Contract Resources
Contract Resources
Transaction Background
Prior to Anchorage ownership, Contract Resources (CR) was a wholly owned was non-core and underperforming subsidiary of Hellaby Holdings that was made available for sale following Bapcor Limited’s takeover of Hellaby Holdings.
With increased industry demand, particularly in Australia from LNG production and CR’s strong market position, Anchorage identified an opportunity to realise sustainable earnings growth through a range of margin enhancement and cashflow initiatives, implemented through Anchorage’s accountability led operational program.
Business Overview
CR was founded in 1989 and has grown to become a market leading provider of critical maintenance services to the oil, gas energy and infrastructure sectors in Australia, New Zealand and the Middle East. CR’s specialised service offering includes catalyst handling, environmental and industrial services and mercury waste treatment. The business delivers its services to the refinery, LNG, petrochemical, renewable energy and resources sectors.
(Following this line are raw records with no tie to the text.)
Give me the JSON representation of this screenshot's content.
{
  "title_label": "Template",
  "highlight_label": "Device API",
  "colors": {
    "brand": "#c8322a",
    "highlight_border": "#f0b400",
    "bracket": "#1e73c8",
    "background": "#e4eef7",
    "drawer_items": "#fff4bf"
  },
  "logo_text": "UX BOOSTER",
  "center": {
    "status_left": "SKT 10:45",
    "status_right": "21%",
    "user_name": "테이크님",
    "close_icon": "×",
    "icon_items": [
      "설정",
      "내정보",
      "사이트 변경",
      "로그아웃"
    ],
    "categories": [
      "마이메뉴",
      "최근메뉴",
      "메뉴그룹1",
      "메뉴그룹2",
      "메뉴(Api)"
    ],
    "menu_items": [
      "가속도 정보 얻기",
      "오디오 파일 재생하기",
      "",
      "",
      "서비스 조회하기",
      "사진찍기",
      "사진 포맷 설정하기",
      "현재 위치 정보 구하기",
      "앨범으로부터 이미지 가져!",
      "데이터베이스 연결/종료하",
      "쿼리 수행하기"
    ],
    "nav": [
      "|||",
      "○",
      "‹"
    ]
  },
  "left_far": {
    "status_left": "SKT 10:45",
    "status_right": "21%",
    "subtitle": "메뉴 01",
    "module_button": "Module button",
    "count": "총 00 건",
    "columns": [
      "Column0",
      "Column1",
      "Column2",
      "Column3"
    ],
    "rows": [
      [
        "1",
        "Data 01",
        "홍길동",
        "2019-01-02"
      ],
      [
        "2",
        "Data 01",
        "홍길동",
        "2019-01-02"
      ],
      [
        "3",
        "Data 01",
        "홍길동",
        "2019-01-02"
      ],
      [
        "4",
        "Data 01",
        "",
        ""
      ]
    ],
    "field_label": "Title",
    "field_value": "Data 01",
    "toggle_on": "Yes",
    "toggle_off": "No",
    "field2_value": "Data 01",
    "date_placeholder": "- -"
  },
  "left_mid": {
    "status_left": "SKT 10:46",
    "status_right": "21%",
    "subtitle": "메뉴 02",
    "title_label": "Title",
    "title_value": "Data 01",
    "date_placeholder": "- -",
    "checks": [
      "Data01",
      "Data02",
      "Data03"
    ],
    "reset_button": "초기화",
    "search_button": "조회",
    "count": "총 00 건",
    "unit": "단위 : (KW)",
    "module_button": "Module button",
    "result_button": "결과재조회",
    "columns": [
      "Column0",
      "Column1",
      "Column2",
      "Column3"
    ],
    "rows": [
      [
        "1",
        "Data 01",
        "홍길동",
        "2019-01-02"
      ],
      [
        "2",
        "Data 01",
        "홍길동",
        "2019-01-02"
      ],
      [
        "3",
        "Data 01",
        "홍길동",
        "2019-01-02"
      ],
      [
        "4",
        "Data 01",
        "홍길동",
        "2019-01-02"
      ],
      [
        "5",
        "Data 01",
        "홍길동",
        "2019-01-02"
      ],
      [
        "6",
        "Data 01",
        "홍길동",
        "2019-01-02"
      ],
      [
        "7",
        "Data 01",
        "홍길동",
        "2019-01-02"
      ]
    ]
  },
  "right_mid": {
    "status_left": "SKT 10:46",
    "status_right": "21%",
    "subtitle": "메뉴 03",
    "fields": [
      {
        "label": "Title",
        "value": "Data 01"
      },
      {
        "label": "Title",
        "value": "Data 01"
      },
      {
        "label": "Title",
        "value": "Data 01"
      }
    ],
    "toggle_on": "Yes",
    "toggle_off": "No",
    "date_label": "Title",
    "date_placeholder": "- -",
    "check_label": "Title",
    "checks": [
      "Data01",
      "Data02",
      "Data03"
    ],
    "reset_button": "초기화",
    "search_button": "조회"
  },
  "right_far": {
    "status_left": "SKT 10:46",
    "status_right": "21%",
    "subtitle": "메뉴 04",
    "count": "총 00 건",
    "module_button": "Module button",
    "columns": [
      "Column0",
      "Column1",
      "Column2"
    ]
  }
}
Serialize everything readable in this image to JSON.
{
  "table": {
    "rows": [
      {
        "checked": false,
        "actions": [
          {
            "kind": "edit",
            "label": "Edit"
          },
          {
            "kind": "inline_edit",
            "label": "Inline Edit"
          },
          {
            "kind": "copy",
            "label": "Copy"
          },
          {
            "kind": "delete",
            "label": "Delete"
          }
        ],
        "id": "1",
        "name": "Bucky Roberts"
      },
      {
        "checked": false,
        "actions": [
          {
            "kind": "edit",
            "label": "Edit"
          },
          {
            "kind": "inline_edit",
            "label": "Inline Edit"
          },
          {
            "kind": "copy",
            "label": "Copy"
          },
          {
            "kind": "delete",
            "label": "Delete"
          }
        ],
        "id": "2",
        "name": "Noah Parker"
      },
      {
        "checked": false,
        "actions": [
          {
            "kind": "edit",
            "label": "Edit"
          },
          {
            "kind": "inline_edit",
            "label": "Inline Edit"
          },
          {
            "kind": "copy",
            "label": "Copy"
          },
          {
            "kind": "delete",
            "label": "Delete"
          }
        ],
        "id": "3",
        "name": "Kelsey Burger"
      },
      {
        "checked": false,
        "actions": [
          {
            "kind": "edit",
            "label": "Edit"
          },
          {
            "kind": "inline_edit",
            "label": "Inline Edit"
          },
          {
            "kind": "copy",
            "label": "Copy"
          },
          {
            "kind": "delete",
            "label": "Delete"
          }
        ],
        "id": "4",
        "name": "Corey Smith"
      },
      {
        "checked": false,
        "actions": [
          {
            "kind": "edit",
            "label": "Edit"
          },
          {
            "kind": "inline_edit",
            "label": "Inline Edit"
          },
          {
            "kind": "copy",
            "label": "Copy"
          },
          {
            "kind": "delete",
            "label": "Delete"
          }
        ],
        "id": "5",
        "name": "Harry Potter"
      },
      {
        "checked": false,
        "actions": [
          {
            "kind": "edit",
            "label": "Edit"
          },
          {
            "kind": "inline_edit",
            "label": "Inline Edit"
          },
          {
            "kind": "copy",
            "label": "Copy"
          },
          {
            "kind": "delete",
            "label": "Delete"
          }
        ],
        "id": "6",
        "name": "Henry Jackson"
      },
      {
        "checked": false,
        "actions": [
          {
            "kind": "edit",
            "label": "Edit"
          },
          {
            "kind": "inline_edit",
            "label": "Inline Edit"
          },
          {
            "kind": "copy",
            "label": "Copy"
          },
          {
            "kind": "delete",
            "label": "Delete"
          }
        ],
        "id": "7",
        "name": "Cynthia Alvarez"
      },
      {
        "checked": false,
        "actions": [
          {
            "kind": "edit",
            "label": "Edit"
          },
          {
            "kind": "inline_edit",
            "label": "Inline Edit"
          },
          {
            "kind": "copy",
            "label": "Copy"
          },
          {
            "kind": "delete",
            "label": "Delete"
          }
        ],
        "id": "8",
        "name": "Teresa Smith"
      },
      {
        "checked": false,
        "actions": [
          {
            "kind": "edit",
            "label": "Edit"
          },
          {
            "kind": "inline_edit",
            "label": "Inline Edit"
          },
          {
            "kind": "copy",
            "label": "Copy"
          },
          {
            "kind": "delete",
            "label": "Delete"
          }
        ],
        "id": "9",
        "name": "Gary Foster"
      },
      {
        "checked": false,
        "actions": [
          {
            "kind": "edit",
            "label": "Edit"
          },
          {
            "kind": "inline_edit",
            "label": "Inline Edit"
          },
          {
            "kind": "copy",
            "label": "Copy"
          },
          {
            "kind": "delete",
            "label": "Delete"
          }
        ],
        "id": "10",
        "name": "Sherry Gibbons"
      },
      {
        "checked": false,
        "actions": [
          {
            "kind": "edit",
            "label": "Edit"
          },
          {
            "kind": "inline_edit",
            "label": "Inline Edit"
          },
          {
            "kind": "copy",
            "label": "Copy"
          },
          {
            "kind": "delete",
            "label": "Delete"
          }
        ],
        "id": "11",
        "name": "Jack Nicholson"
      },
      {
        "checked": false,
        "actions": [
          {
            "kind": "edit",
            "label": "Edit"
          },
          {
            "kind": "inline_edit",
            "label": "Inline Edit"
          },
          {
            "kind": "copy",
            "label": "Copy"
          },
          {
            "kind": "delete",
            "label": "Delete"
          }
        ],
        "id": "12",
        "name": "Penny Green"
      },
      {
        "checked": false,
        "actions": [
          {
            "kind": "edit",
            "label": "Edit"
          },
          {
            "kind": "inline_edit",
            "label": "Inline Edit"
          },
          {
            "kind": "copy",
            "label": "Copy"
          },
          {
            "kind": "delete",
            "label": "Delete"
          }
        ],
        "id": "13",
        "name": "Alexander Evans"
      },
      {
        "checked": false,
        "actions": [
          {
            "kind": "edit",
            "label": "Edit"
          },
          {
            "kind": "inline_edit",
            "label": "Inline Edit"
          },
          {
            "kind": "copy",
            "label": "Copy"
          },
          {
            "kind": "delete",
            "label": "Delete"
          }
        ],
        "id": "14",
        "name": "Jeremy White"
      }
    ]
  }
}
CR has a leading market position, an established footprint in key geographies and a strong reputation for service quality, safety standards and delivery performance of these critical services.
Turnaround Program
Key aspects of the comprehensive Anchorage operational program included:
Removing / rationalising underutilised labour, sites and assets
Implementation of key contracting principles and a gate review process for all new contracts, re-tenders / rollovers and capex
Optimisation of working capital and cash collections
Exit of unprofitable contracts and territories
Development of a high performance business development capability to grow sales and margins at acceptable return levels
Commissioning of the southern hemisphere’s largest vertically integrated mercury waste treatment plant
Financial Performance
The sustainable turnaround initiatives delivered meaningful improvements in earnings, margins and cash flow and significantly improved the quality of the business.
As a result of the turnaround program, EBITDA increased by over three times from FY17 to FY19.
Exit
CR was successfully sold to a consortium comprising Australian investor Viburnum Funds and US-based global energy, oil and gas private equity fund, SCF Partners in December 2019.